The engagement trap
To measure how an app or service is doing, we often set our sights on “engagement.” This term is rarely carefully defined, but even when it is the effects of reductionism are already present. People aren’t just clicks, or ‘time spent’. “Engagement” could result from enjoyment, but it can also result, as it often does, from cheap or underhanded manipulation of our baser instincts.
Skinner boxes, mice pushing levers to get cocaine, we have all sorts of ready-made “research” we reference in handwavy fashion in our heads when we talk about topics like engagement, attention, activity. This topic might seem more relevant for purely online services but everything in the software world is affected by this way of thinking.
As I’ve mentioned before, software agents are ‘users’ as well as far as software is concerned. This level of abstraction makes it easier to stop thinking of ‘users’ as people.

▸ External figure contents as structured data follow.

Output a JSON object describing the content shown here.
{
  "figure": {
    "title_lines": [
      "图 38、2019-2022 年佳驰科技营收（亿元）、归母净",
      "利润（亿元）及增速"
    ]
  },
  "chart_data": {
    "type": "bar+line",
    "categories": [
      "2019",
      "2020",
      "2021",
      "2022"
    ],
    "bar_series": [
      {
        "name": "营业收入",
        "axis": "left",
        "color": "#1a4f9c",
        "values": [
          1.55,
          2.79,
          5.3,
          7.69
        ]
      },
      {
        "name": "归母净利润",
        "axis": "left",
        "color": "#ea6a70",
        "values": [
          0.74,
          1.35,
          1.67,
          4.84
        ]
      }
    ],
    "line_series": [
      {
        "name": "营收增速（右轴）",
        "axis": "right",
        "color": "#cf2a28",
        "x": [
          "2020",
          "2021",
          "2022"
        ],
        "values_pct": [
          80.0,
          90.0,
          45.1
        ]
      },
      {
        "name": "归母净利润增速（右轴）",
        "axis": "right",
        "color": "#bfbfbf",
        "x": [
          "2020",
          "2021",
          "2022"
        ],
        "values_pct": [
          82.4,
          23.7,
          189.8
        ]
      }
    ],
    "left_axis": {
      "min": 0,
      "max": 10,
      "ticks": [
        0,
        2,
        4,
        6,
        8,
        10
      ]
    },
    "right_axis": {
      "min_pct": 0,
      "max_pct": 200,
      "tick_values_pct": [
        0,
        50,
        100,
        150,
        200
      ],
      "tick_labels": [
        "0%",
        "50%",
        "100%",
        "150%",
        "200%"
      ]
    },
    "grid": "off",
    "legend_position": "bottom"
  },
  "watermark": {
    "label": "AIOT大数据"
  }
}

Bots are also users, which only becomes a problem if someone chooses to care. Maybe mice could be users too. You can get them to click a button all day long any number of ways, as in the image above, for the experiment in which pushing a lever delivers cocaine. The mice will be really “engaged.” The charts are going to look great… for the most part.
Abstractions are useful and undeniably necessary. Overusing them, however, is dangerous. Using them incorrectly, without context, even more so.( This is along the lines of “The only thing worse than no documentation is bad documentation”). It’s something common, talking about “engagement” when what we’re talking about is getting people to spend as much time as possible and click on as many links as possible or post as many things as possible.
The example of using mice may sound like a cheap analogy, but I’m serious. I’m not focusing on whether triggering addictive behaviors is a good idea, or arguing about dopamine rushes or the like. That’s a worthy discussion to have, but I’m focusing on a different aspect.
Like a Turing test for sites: if you can manipulate your stats (in this case, “engagement”) by having small rodents perform a task in a box, then you are doing it wrong.
That is, if you made a button do something on a website, and then had the button and its copies pushed over and over by mice that are being rewarded with food, or sweets, or whatever, and that activity increases your site/application/service engagement, you’re in trouble.
Integers need not apply
Along the line of simple ways to tell when something’s wrong: Positive Integers are also a pretty significant warning sign. If that’s the space in which you’re measuring (happens more often than you’d think) then something is really wrong. One example: you report that user ‘engagement,’ which you define as average number of full page loads per user per month, is 10. Great. But that could be achieved any number of ways: MySpace’s signup page was at one point a crazy number of pages, which was either the result of bad design/engineering or something done to artificially inflate its pageview numbers. So maybe the user signs up and in the process they have to load 10 pages. Then they never return. OR maybe they sign up and then return every 3 days and read a new page. “Engagement” is the same, but the second example shows a qualitatively different result. Oh, but that’s why we measure “user retention” and “return visits”! someone may say. All too frequently, though, these three metrics aren’t cross referenced which again makes them meaningless since the ‘users’ that dominate each area may be different sets. Averages are used without looking at the standard deviation, which makes also them close to meaningless. We separate users in ‘cohorts’ that are different across different stat sets. Since a ‘user’ is at best an account, while we have soft ways of extrapolating when multiple accounts are really one person, we don’t usually look at that. Bots are users too, unless they’re so well known or so high in traffic that you can’t get away with ignoring them.
But there’s more!
When you use an abstraction like “user” it’s also easier to go down the wrong path. Getting a “user” to “discover content” by inserting “targeted paid results” Is much better than to describe how you’re getting your grandmother to unwittingly click on a piece of advertising that looks much like the real content she wanted to look at but says “advertisement” in 5-point font. While you may or may not think (like I do) that this is morally wrong, my larger point is that it is the wrong thing to do for the business too.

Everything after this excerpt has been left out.